In childhood
Homesickness is a small stamp.
I'm at this end
Mom is over there.
When I grow up
Homesickness is a narrow ticket.
I'm at this end
The bride is over there.
We'll talk about it later.
Homesickness is a low grave.
I am outside
Mom's inside.
But now
Homesickness is a shallow strait.
I'm at this end
The mainland is over there
In chronological order, this poem gradually rose from "young son's Oedipus" to "juvenile lovesickness", to "the turn of life and death" in adulthood, and then to the feelings for the motherland and the mainland, which condensed the vicissitudes of the poet's life from childhood to old age. Nostalgia is at different stages, and the two ends of the connection are: I-mother; I-the bride; I (life)-mother (death); I (a wanderer)-the mainland (the motherland). The object of homesickness ranges from concrete "hometown" to abstract national "hometown", from regional hometown to historical hometown and cultural hometown. Make "homesickness" gradually precipitate rich connotation and expressive force.

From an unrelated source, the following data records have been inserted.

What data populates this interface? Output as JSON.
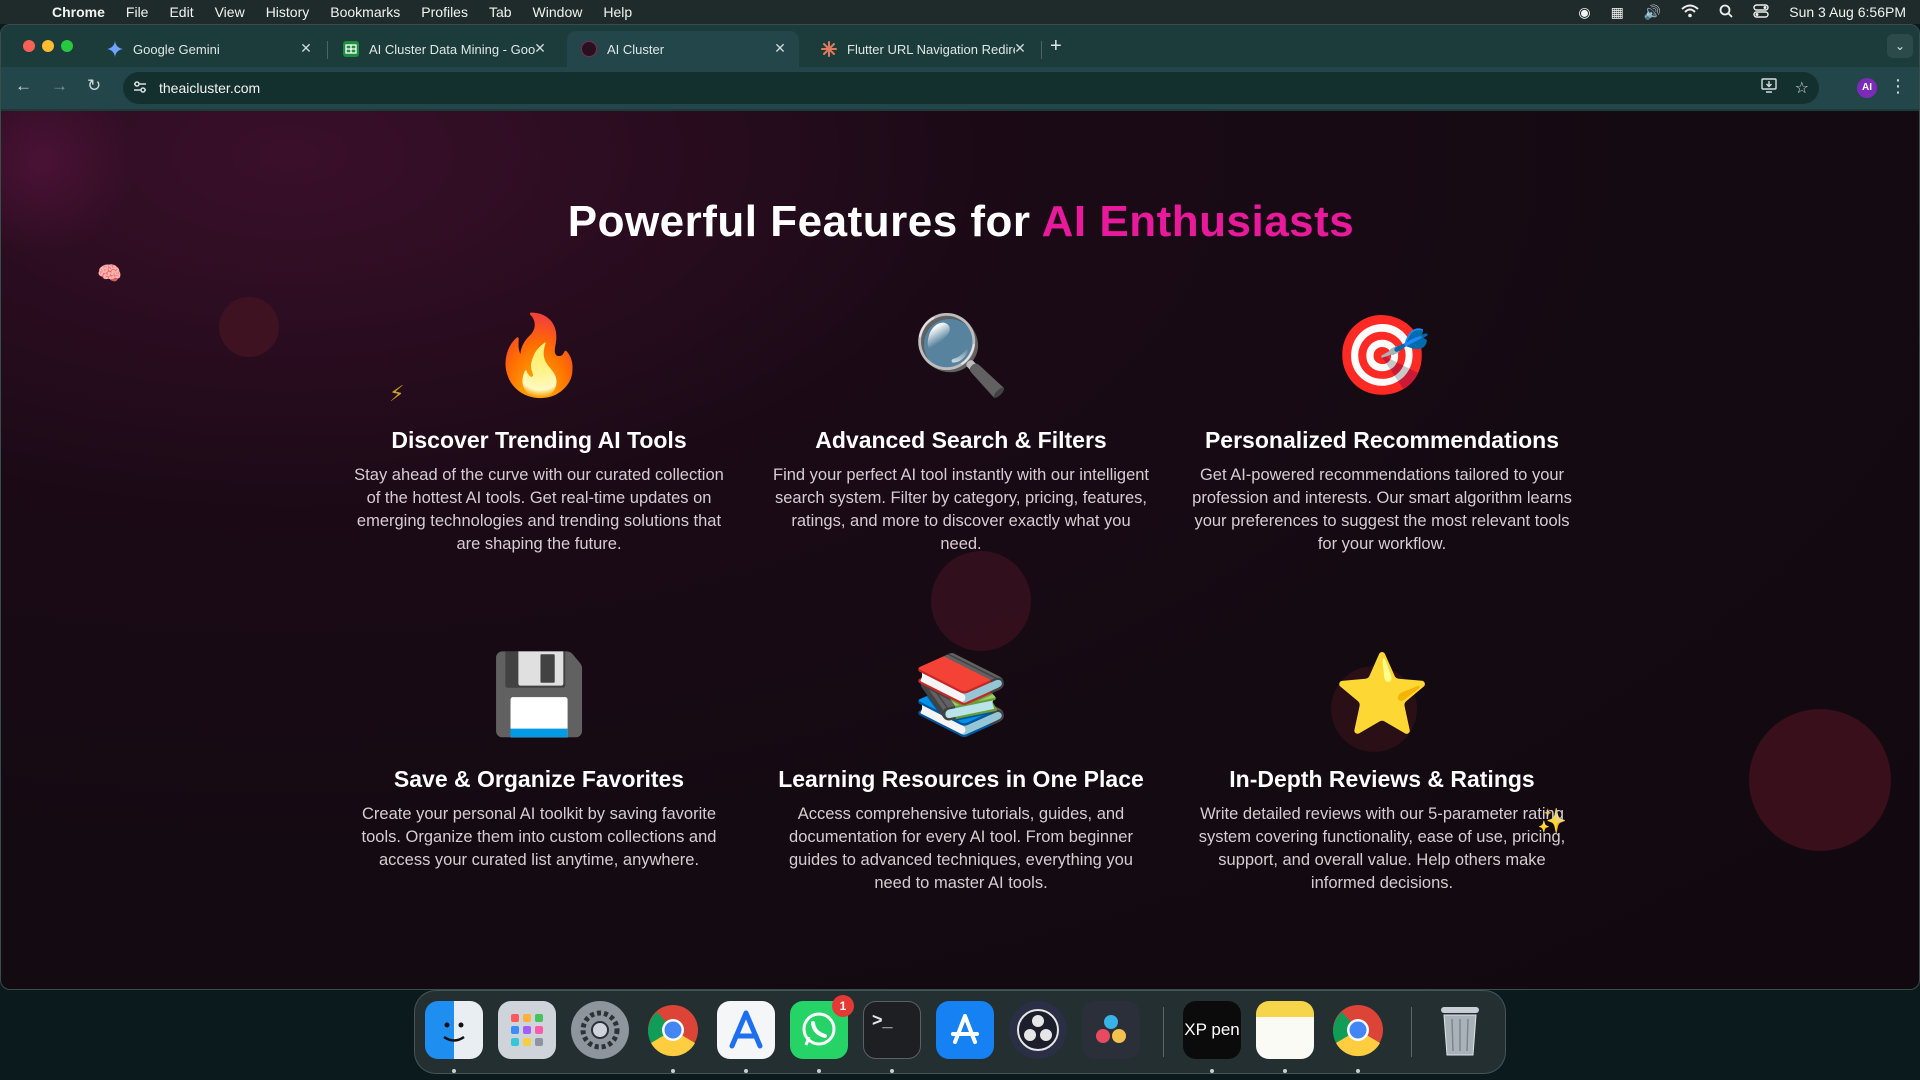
{
  "menubar": {
    "app": "Chrome",
    "items": [
      "File",
      "Edit",
      "View",
      "History",
      "Bookmarks",
      "Profiles",
      "Tab",
      "Window",
      "Help"
    ],
    "datetime": "Sun 3 Aug  6:56PM"
  },
  "tabs": [
    {
      "title": "Google Gemini",
      "favicon": "gemini-icon",
      "active": false
    },
    {
      "title": "AI Cluster Data Mining - Goog",
      "favicon": "sheets-icon",
      "active": false
    },
    {
      "title": "AI Cluster",
      "favicon": "aicluster-icon",
      "active": true
    },
    {
      "title": "Flutter URL Navigation Redire",
      "favicon": "claude-icon",
      "active": false
    }
  ],
  "toolbar": {
    "url": "theaicluster.com",
    "profile_initials": "AI"
  },
  "page": {
    "headline_main": "Powerful Features for ",
    "headline_accent": "AI Enthusiasts",
    "accent_color": "#e8199a",
    "features": [
      {
        "icon": "🔥",
        "icon_name": "fire-icon",
        "title": "Discover Trending AI Tools",
        "description": "Stay ahead of the curve with our curated collection of the hottest AI tools. Get real-time updates on emerging technologies and trending solutions that are shaping the future."
      },
      {
        "icon": "🔍",
        "icon_name": "magnifier-icon",
        "title": "Advanced Search & Filters",
        "description": "Find your perfect AI tool instantly with our intelligent search system. Filter by category, pricing, features, ratings, and more to discover exactly what you need."
      },
      {
        "icon": "🎯",
        "icon_name": "target-icon",
        "title": "Personalized Recommendations",
        "description": "Get AI-powered recommendations tailored to your profession and interests. Our smart algorithm learns your preferences to suggest the most relevant tools for your workflow."
      },
      {
        "icon": "💾",
        "icon_name": "floppy-disk-icon",
        "title": "Save & Organize Favorites",
        "description": "Create your personal AI toolkit by saving favorite tools. Organize them into custom collections and access your curated list anytime, anywhere."
      },
      {
        "icon": "📚",
        "icon_name": "books-icon",
        "title": "Learning Resources in One Place",
        "description": "Access comprehensive tutorials, guides, and documentation for every AI tool. From beginner guides to advanced techniques, everything you need to master AI tools."
      },
      {
        "icon": "⭐",
        "icon_name": "star-icon",
        "title": "In-Depth Reviews & Ratings",
        "description": "Write detailed reviews with our 5-parameter rating system covering functionality, ease of use, pricing, support, and overall value. Help others make informed decisions."
      }
    ]
  },
  "dock": {
    "apps": [
      "finder-icon",
      "launchpad-icon",
      "system-settings-icon",
      "chrome-icon",
      "xcode-instruments-icon",
      "whatsapp-icon",
      "terminal-icon",
      "app-store-icon",
      "obs-icon",
      "davinci-resolve-icon",
      "xppen-icon",
      "notes-icon",
      "chrome-icon",
      "trash-icon"
    ],
    "whatsapp_badge": "1",
    "xppen_label": "XP pen"
  }
}
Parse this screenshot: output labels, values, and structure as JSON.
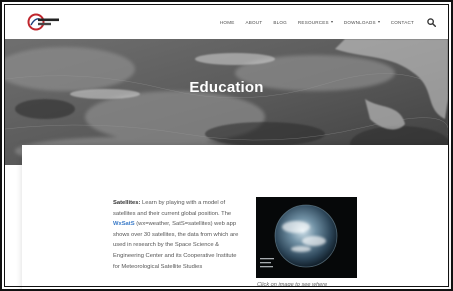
{
  "header": {
    "logo_alt": "Wisconsin WXSAT",
    "nav": [
      {
        "label": "HOME",
        "dropdown": false
      },
      {
        "label": "ABOUT",
        "dropdown": false
      },
      {
        "label": "BLOG",
        "dropdown": false
      },
      {
        "label": "RESOURCES",
        "dropdown": true
      },
      {
        "label": "DOWNLOADS",
        "dropdown": true
      },
      {
        "label": "CONTACT",
        "dropdown": false
      }
    ],
    "search_icon": "search-icon"
  },
  "hero": {
    "title": "Education"
  },
  "content": {
    "satellites_heading": "Satellites:",
    "intro": " Learn by playing with a model of satellites and their current global position. The ",
    "link_label": "WxSatS",
    "body": " (wx=weather, SatS=satellites) web app shows over 30 satellites, the data from which are used in research by the Space Science & Engineering Center and its Cooperative Institute for Meteorological Satellite Studies",
    "image_caption": "Click on image to see where"
  },
  "colors": {
    "accent_link": "#3b7bc8",
    "text": "#555555",
    "hero_text": "#ffffff"
  }
}
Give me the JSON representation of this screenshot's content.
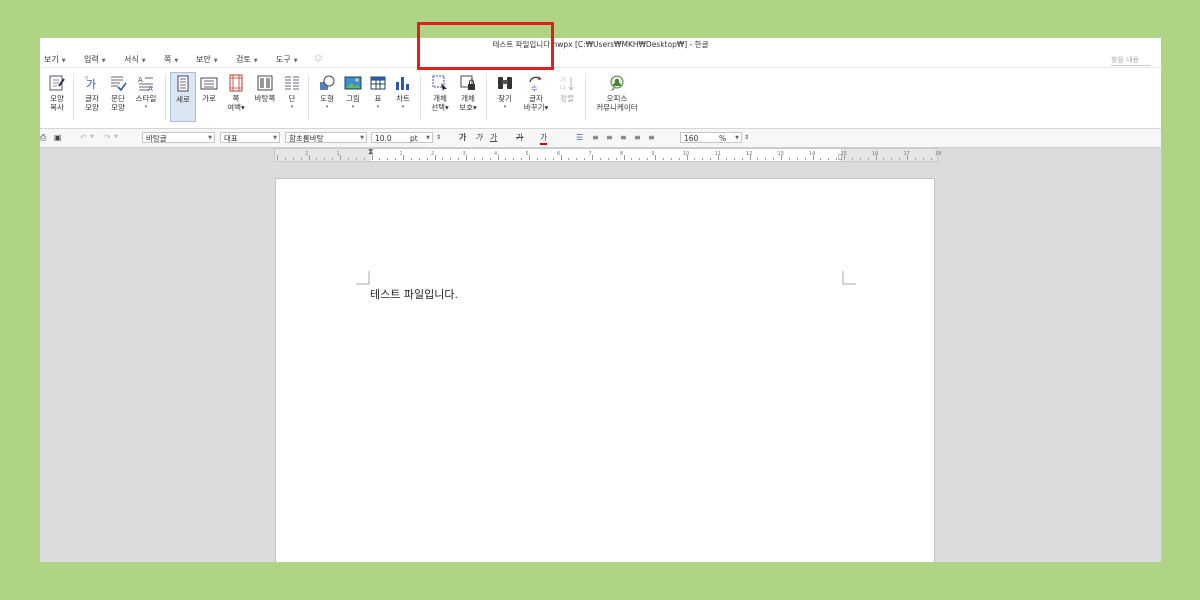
{
  "window": {
    "title": "테스트 파일입니다.hwpx [C:₩Users₩MKH₩Desktop₩] - 한글"
  },
  "menu": {
    "items": [
      "보기",
      "입력",
      "서식",
      "쪽",
      "보안",
      "검토",
      "도구"
    ],
    "help_placeholder": "찾을 내용"
  },
  "ribbon": {
    "buttons": [
      {
        "name": "shape-copy",
        "line1": "모양",
        "line2": "복사"
      },
      {
        "name": "char-shape",
        "line1": "글자",
        "line2": "모양"
      },
      {
        "name": "para-shape",
        "line1": "문단",
        "line2": "모양"
      },
      {
        "name": "style",
        "line1": "스타일",
        "line2": "▾"
      },
      {
        "name": "portrait",
        "line1": "세로",
        "line2": ""
      },
      {
        "name": "landscape",
        "line1": "가로",
        "line2": ""
      },
      {
        "name": "page-margin",
        "line1": "쪽",
        "line2": "여백▾"
      },
      {
        "name": "background",
        "line1": "바탕쪽",
        "line2": ""
      },
      {
        "name": "columns",
        "line1": "단",
        "line2": "▾"
      },
      {
        "name": "shapes",
        "line1": "도형",
        "line2": "▾"
      },
      {
        "name": "picture",
        "line1": "그림",
        "line2": "▾"
      },
      {
        "name": "table",
        "line1": "표",
        "line2": "▾"
      },
      {
        "name": "chart",
        "line1": "차트",
        "line2": "▾"
      },
      {
        "name": "object-select",
        "line1": "개체",
        "line2": "선택▾"
      },
      {
        "name": "object-protect",
        "line1": "개체",
        "line2": "보호▾"
      },
      {
        "name": "find",
        "line1": "찾기",
        "line2": "▾"
      },
      {
        "name": "replace-char",
        "line1": "글자",
        "line2": "바꾸기▾"
      },
      {
        "name": "sort",
        "line1": "정렬",
        "line2": ""
      },
      {
        "name": "office-communicator",
        "line1": "오피스",
        "line2": "커뮤니케이터"
      }
    ]
  },
  "format": {
    "style_name": "바탕글",
    "lang": "대표",
    "font": "함초롬바탕",
    "size": "10.0",
    "unit": "pt",
    "zoom": "160",
    "zoom_unit": "%",
    "bold": "가",
    "italic": "가",
    "underline": "가",
    "strike": "가",
    "color": "가"
  },
  "ruler": {
    "numbers": [
      "2",
      "1",
      "",
      "1",
      "2",
      "3",
      "4",
      "5",
      "6",
      "7",
      "8",
      "9",
      "10",
      "11",
      "12",
      "13",
      "14",
      "15",
      "16",
      "17",
      "18"
    ]
  },
  "document": {
    "text": "테스트 파일입니다."
  },
  "colors": {
    "highlight": "#e02020",
    "background": "#afd485",
    "active_button": "#dbe6f4"
  }
}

Poetically, the four paragraphs are basically the same in words and sentence patterns: "... (adverbial of time), homesickness is ... (as the carrier of image metaphor homesickness), I am here, and ... (the specific object of homesickness) is there". In one go, back and forth, as if it were a feeling, lingering sound, lasting forever.
Poetry is pure and light in language, simple, frank and meaningful. Use adjectives such as "small", "narrow", "short" and "shallow" to decorate the central image and enhance the vividness of the language.
In terms of artistic style, this poem turns to pursue a calm and harmonious aesthetic style instead of the characteristics of the poet's early "modern period", such as deliberately hammering words and refining sentences, painstakingly managing images and contradictory grammar, pursuing bizarre effects and creating amazing words, and seeking abstinence from obscurity. Replacing complexity with simplicity and winning with lightness are also extremely gorgeous and belong to blandness.